As April comes to a close, the topic of discussion for this blog is heartworm disease. Heartworm disease can be contracted by both dogs and cats, so we will talk about the disease process, prevention, and treatment for both species in this article.
Both canine and feline heartworm disease are contracted with the bite of a mosquito. The mosquito will inject larvae into the bloodstream, where they mature into adults. Adult worms will then take up residence in the heart and lungs. Inflammation begins to build in these tissues, leading to the signs that tend to arise from heartworm infections. These include coughing, exercise intolerance, and on exam your pet may even develop a heart murmur.
The most concerning aspect of heartworm disease is that it can become fatal without much warning. The worms, in addition to causing intense inflammation and possible anaphylactic reactions, can also break into pieces and get stuck in smaller vessels. This has a similar effect to that of a clot forming in a vessel. Much like the disease itself, the treatment of canine heartworm disease can have similar adverse effects on the body. Definitive treatment of the disease, however, is a more desirable option than allowing the infection to persist if appropriate protocols and safety measures are followed.

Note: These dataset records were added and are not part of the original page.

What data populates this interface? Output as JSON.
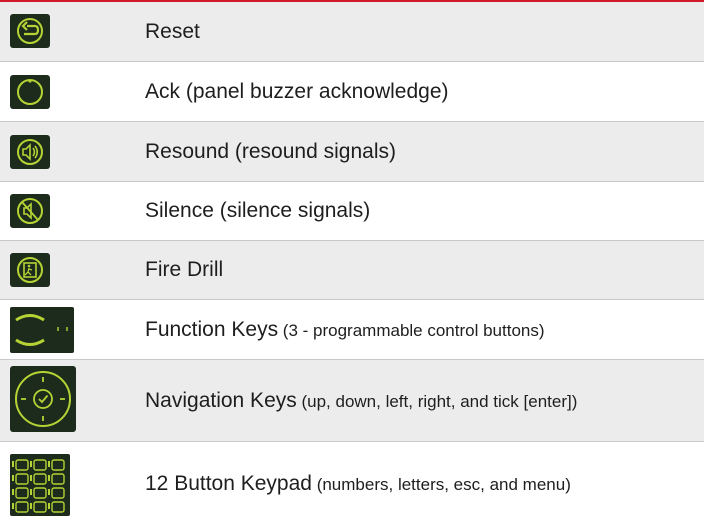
{
  "rows": [
    {
      "label": "Reset",
      "detail": "",
      "icon": "reset-icon"
    },
    {
      "label": "Ack (panel buzzer acknowledge)",
      "detail": "",
      "icon": "ack-icon"
    },
    {
      "label": "Resound (resound signals)",
      "detail": "",
      "icon": "resound-icon"
    },
    {
      "label": "Silence (silence signals)",
      "detail": "",
      "icon": "silence-icon"
    },
    {
      "label": "Fire Drill",
      "detail": "",
      "icon": "fire-drill-icon"
    },
    {
      "label": "Function Keys",
      "detail": " (3 - programmable control buttons)",
      "icon": "function-keys-icon"
    },
    {
      "label": "Navigation Keys",
      "detail": " (up, down, left, right, and tick [enter])",
      "icon": "navigation-keys-icon"
    },
    {
      "label": "12 Button Keypad",
      "detail": " (numbers, letters, esc, and menu)",
      "icon": "keypad-icon"
    }
  ],
  "colors": {
    "icon_bg": "#1d2b1d",
    "icon_fg": "#b5d334",
    "accent_line": "#d3182a",
    "row_shade": "#ececec"
  }
}
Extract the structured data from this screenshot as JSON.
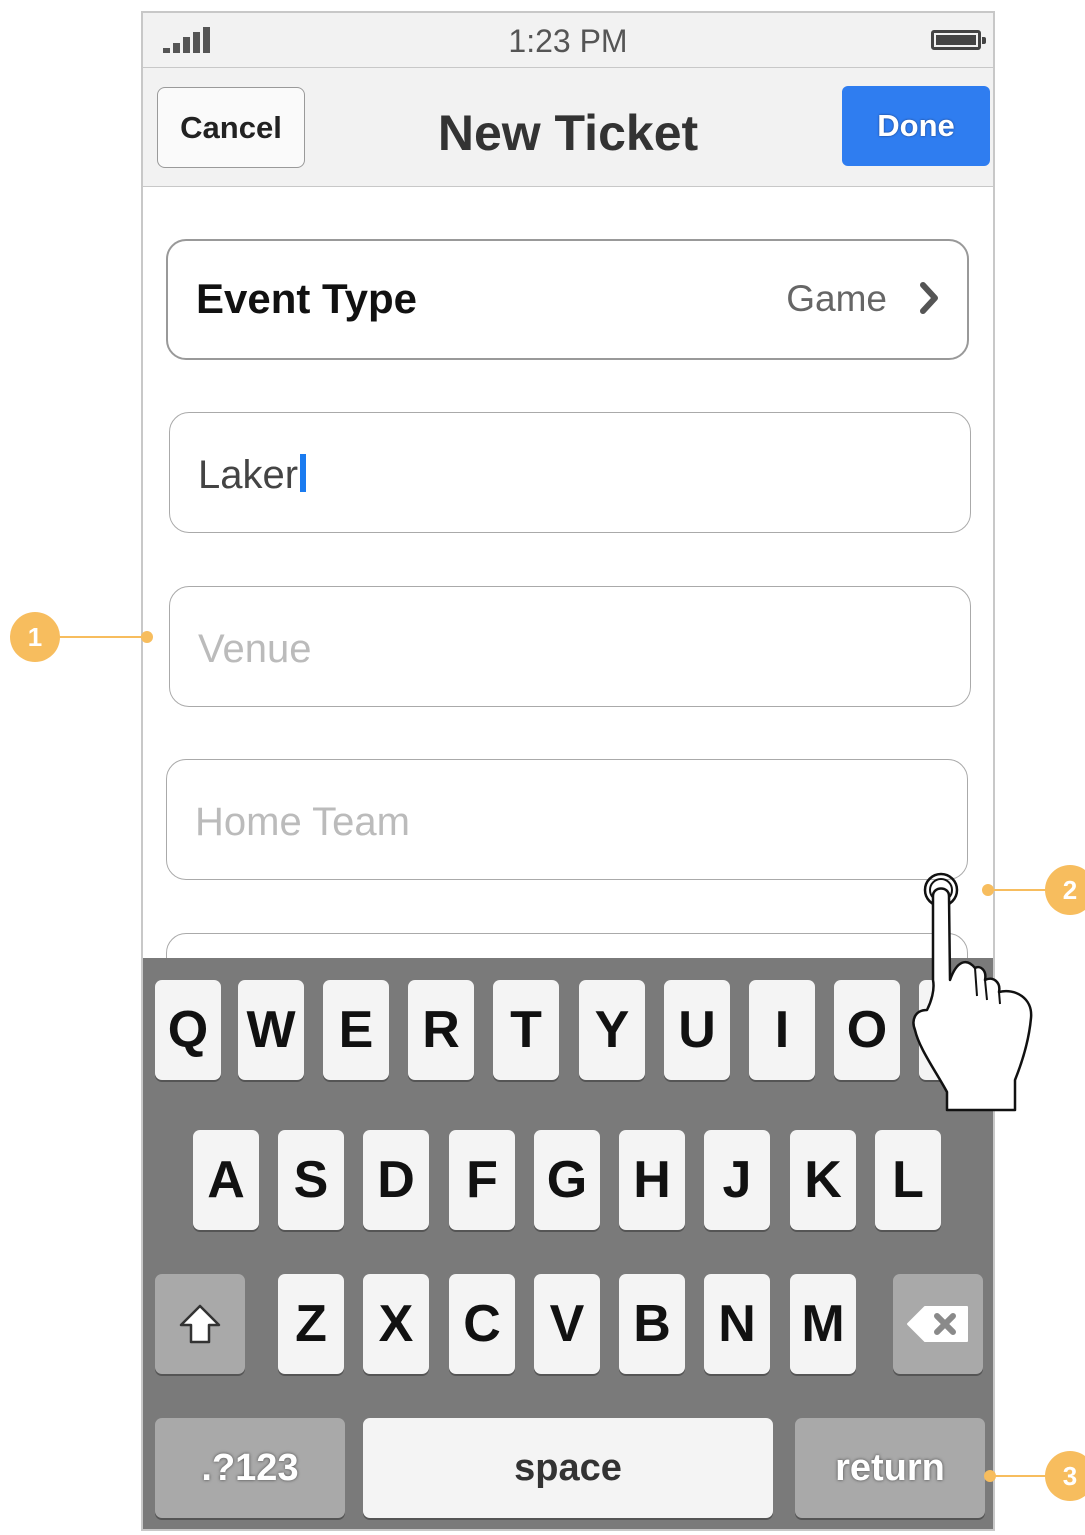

Although heartworm disease is less prevalent in cats, it can lead to the same issues as heartworm disease in dogs. The difference between feline and canine heartworm disease is that there is no treatment approved for use in cats. The disease has to run its course until the worms die naturally, which can take 3 to 5 years. In that time, the effects on the heart and lungs may become permanent. Monthly prevention is recommend in both indoor and outdoor cats due to the high prevalence of mosquitos in Florida- we just can’t keep them out of the houses!
Due to the fact that the disease and the treatment have such negative effects on the body, monthly prevention of the disease is highly recommended. In Florida and other gulf coast states, heartworm disease has a much higher prevalence. It is very important that the prevention is given every month and on time to ensure that your pet has the highest level of protection. This is paired with a yearly heartworm test to ensure that your pet is still negative for the disease! If your pet has not been on prevention for an extended period of time, the test should be repeated in 6 months to ensure he or she is truly negative. Our test only identifies the presence of adult heartworms, which take 6 months to mature!
If you have questions about monthly heartworm prevention, please be sure to ask your vet at your next appointment!